City argues that the second-to-last sentence controls the issue. In this sentence the immunity is extended to City so long as City had never initially acted to warn drivers about the corner. This sentence is dispositive of the issue. City did not recognize the corner to be a special defect; therefore, it had not placed the special warnings associated with special defects nor had it placed any signs. The statute protects City from inaction in this fact scenario.

In Robinson v. City of Bartlesville Board of Education, 700 P.2d 1013 (Okla.1985), the Court described the difference between a discretionary act and an act which once begun is required to be maintained to avoid liability by the political subdivision. The Court held:

Action by a municipality is discretionary when it is the result of judgment. The municipality has a discretion to do or not to do a public work or improvement; the duty is, therefore, discretionary up to the time that it is determined to do the work or improvement. After the work is ordered and involves merely the execution of a set task, nothing remains for discretion. The duty of the municipality is then ministerial, that is to say operational, and requires the municipality to do the work with reasonable care and in a non-negligent manner.

Id. at 1017.

City was exercising its discretion by not placing a sign at the corner which Plaintiff failed to negotiate. Had City placed a sign at the corner and then the sign had been removed or damaged, replacing or repairing the sign would have been ministerial and failure to do so may have resulted in an effective tort action against City. However, because City never installed the sign in the first place, it is exempted from liability under section 155(15).

The grant of summary judgment is affirmed for City. A ninety-degree curve in a roadway, coupled with the failure to warn against the curve, cannot be con-, sidered a special defect necessitating a warning. Therefore, City cannot be subjected to liability.

RAPP, J., concurs.

BRIGHTMIRE, J., dissents.

BRIGHTMIRE, Judge,

dissenting.

I dissent. The majority concludes that the “dispositive” factor is that the “City did not recognize the corner to be a special defect.”

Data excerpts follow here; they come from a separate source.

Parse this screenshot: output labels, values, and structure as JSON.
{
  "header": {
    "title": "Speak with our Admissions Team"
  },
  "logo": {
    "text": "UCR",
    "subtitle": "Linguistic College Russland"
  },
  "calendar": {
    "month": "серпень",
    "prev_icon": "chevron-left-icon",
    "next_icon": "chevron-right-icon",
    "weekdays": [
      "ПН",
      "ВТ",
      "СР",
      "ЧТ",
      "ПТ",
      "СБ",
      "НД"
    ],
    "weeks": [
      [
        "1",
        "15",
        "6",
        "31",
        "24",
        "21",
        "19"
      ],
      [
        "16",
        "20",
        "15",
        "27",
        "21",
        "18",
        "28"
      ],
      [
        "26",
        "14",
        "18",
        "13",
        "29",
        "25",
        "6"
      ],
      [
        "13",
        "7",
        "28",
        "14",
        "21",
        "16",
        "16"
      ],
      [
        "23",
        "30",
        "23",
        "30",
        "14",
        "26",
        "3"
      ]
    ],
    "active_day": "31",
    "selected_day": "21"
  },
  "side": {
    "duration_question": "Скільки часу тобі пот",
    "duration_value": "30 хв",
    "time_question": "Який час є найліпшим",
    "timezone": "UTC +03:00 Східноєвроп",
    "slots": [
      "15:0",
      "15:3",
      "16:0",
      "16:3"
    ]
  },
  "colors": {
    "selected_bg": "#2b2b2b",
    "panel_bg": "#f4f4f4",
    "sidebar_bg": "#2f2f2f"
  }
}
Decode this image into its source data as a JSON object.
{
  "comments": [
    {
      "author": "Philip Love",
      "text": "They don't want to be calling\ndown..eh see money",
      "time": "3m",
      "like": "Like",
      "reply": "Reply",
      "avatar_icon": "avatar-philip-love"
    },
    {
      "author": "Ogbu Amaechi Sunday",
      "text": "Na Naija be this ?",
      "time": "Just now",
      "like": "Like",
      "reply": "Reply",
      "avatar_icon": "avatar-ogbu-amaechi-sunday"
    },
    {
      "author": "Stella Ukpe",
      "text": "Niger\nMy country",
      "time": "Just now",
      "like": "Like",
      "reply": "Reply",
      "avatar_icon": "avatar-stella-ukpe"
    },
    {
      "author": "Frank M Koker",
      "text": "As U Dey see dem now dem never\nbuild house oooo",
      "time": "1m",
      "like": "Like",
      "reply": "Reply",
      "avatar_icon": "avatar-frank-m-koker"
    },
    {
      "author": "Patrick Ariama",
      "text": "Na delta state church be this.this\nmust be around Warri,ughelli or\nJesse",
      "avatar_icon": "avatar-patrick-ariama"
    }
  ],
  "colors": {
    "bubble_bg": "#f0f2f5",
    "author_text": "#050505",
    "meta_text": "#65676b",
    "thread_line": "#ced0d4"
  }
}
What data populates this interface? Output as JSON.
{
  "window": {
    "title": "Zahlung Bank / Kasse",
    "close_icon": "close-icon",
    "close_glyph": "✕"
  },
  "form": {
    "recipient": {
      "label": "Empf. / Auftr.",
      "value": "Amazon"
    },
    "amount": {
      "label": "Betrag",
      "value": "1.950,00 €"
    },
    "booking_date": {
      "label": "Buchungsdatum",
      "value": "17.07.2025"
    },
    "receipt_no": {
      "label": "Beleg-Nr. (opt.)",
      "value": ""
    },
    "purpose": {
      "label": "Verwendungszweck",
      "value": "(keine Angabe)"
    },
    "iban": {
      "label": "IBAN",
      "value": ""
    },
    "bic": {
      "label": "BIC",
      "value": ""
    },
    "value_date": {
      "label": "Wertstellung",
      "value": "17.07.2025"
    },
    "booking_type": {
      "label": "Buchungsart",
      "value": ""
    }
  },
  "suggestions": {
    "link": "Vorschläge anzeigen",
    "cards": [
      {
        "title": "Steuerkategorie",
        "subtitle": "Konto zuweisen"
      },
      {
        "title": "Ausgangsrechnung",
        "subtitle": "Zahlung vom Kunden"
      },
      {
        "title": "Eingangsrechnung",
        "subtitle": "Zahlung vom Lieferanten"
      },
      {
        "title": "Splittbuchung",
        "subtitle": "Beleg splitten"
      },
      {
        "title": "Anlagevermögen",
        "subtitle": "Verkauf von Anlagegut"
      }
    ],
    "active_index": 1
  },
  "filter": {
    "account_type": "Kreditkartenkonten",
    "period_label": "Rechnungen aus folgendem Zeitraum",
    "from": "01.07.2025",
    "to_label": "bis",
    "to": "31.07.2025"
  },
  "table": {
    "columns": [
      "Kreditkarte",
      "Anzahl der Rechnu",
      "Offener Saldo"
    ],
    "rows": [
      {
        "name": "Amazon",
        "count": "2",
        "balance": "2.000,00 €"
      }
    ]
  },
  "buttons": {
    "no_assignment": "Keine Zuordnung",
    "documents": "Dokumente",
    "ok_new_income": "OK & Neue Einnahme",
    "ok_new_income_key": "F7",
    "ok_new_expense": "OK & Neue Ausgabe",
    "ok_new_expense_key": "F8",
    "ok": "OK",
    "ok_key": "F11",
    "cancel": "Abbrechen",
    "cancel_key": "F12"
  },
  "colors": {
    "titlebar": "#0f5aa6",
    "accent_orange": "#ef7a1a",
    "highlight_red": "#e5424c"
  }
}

Since this is a review of a summary judgment, it is necessary to determine whether there are any material facts in dispute which can support a tort claim against the defendant city. In my opinion there are. The issue is whether, as a mixed matter of law and fact, the city had a duty to post a warning sign in advance of a sharp ninety-degree turn of a rural highway. The legal aspect of the issue involves a determination of whether the complained-of condition constitutes a hazard “normally connected with the use of roadways” — of which the city has no duty to initially warn — or whether it was a “special defect” imposing on the city a duty to warn. See 51 O.S.Supp.1990 § 155(15).

In my opinion, a sharp unmarked ninety-degree curve of an improved highway in an unlit fifty-five-mile-an-hour zone is not a hazard “normally connected with the use of roadways” and certainly not one a motorist would normally expect to encounter without warning. The question therefore becomes this: Whether such a condition constitutes a “special defect” within the meaning of § 155(15). The examples of unexpected special defects included in § 155(15) are “excavations or roadway obstructions.” Another example is, of course, designing and building a rural highway which suddenly makes a sharp ninety-degree turn without any warning whatsoever. Such a condition is a prime example of a serious and dangerous “special defect.”

Whether the condition complained of is a “special defect” is a matter of first impression in this state. Determination of the issue depends upon whether reasonable men viewing the material filed by the plaintiff in a light most favorable to the plaintiff, would differ as to whether the complained-of condition constitutes a special defect. While I believe it very likely they would not differ, it is conceivable they could and therefore the matter is one for jury resolution.